There have been many incredible adaptive reuse projects completed in recent years: the Arrive, the Brewery, Central Station, the Chisca, Universal Life, and that miracle of miracles, the Crosstown Concourse. The Marine Hospital renovation is almost complete, and the Oliver Building (aka the Butcher Shop Building) is set for saving. These have set the bar for what our historic buildings can and should be.

Small developers have also done some great projects, often with great struggle and personal sacrifice. The character and quantity of the historic buildings, both big and small, create our unique fabric. There are many soulless cities, but Memphis does not look like “Anywhere, USA.” Our buildings are an advertisement to those considering moving here; the more you interact with visitors, the more you are reminded of this. It’s crucial for us to save and reuse the whatever we can.

This is why the fate of the Nylon Net building, aka The Southern Warehouse, is important. We should see opportunity in this boarded up building.

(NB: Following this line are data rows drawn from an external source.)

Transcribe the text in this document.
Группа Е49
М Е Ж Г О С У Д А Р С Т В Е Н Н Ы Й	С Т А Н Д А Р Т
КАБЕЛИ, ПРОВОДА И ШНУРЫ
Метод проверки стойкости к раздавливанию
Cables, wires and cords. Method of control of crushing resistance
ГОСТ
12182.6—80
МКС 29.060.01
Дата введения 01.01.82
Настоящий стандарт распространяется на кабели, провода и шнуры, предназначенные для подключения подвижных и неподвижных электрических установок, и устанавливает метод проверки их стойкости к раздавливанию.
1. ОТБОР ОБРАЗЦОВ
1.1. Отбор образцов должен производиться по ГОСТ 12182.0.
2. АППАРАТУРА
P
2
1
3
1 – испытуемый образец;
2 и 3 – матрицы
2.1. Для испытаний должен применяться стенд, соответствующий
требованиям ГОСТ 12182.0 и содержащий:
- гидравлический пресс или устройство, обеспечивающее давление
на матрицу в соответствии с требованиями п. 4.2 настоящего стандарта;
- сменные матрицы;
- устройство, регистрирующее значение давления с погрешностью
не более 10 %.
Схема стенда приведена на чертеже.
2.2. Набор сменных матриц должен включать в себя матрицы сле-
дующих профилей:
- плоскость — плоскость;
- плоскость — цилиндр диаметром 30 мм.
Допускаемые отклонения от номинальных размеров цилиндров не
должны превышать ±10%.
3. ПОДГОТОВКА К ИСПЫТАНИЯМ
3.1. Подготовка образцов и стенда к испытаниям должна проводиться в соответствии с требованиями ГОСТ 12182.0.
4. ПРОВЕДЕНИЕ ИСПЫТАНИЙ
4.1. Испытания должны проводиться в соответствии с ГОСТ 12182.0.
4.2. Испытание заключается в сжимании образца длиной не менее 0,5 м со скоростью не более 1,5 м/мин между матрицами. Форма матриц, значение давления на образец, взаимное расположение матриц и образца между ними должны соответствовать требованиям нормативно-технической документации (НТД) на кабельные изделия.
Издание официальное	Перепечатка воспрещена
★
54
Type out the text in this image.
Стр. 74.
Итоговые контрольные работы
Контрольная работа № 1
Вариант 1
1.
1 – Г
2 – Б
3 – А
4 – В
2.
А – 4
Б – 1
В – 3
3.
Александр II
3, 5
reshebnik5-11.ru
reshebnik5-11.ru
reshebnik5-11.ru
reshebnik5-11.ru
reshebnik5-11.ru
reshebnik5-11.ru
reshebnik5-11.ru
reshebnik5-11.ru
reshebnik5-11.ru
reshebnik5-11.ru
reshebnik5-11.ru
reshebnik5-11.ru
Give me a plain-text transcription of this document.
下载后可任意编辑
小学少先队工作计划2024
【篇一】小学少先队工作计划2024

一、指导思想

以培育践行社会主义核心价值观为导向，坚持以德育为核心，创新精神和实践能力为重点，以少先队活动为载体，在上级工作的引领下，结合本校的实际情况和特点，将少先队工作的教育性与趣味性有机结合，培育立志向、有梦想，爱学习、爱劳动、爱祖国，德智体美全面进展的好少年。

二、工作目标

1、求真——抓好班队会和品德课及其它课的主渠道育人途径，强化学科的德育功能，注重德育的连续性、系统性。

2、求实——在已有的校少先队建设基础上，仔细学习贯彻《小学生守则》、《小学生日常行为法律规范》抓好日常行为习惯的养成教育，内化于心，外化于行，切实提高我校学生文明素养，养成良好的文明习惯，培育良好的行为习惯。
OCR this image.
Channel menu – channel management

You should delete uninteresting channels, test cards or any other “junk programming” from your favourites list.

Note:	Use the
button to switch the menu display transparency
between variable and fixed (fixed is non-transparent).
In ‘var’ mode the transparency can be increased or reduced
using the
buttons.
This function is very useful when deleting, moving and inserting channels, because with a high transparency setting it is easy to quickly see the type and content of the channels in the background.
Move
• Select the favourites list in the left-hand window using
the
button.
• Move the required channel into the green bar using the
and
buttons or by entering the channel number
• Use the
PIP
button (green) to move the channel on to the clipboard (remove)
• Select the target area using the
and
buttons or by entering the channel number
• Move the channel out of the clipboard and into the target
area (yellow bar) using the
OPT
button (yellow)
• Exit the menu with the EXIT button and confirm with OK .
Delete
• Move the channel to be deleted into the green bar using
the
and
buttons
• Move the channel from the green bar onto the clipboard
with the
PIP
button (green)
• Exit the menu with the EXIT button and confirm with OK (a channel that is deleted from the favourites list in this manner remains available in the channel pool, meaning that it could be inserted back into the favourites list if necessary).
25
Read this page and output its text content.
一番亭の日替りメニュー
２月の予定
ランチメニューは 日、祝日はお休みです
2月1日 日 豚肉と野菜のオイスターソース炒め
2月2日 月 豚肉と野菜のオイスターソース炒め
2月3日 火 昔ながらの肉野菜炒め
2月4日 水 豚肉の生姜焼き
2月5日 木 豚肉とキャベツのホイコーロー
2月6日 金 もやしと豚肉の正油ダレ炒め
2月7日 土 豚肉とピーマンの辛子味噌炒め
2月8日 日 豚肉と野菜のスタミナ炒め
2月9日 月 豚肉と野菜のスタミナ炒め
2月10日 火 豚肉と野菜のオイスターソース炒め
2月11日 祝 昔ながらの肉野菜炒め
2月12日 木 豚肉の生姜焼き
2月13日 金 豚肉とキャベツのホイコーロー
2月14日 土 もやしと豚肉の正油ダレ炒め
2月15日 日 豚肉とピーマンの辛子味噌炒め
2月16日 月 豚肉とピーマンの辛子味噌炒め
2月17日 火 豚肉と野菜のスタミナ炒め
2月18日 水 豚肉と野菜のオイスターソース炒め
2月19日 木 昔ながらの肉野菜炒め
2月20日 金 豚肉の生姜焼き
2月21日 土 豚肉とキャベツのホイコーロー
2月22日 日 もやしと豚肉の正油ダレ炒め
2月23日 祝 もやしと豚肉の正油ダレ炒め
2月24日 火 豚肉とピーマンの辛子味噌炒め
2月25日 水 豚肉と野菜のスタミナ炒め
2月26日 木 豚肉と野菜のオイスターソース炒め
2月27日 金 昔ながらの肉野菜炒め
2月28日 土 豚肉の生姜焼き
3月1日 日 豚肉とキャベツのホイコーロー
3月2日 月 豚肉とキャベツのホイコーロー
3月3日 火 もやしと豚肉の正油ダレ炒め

It has gorgeous archways with brick detailing — craftsmanship which new construction cannot recreate. I envision it like a Wythe in Brooklyn or like the Distillery District in Toronto. I picture it renovated with unique design and with framed photos of the former workers when the factory was at its prime. I see those arched windows facing the train tracks, and I want to have a drink there, RP Tracks-style. When I owned the building, folks would stop by to tell me their stories: “The company sponsored my ball team.” “My dad worked here.” “I worked here for 38 years, and met my wife here.”

While the Nylon Net Building has sat empty for way too long, and we all want to see development, let’s please get it right. Demolition cannot be undone. New construction will never be able to replicate the character that currently exists there. You can see much more of the history and potential uses at facebook.com/7Vance. Our built environment is a reflection of who we are, so who are we? Are we soul or are we solely about profit?

Dana Gabrion is a television producer, real estate developer, and Memphis Heritage board member.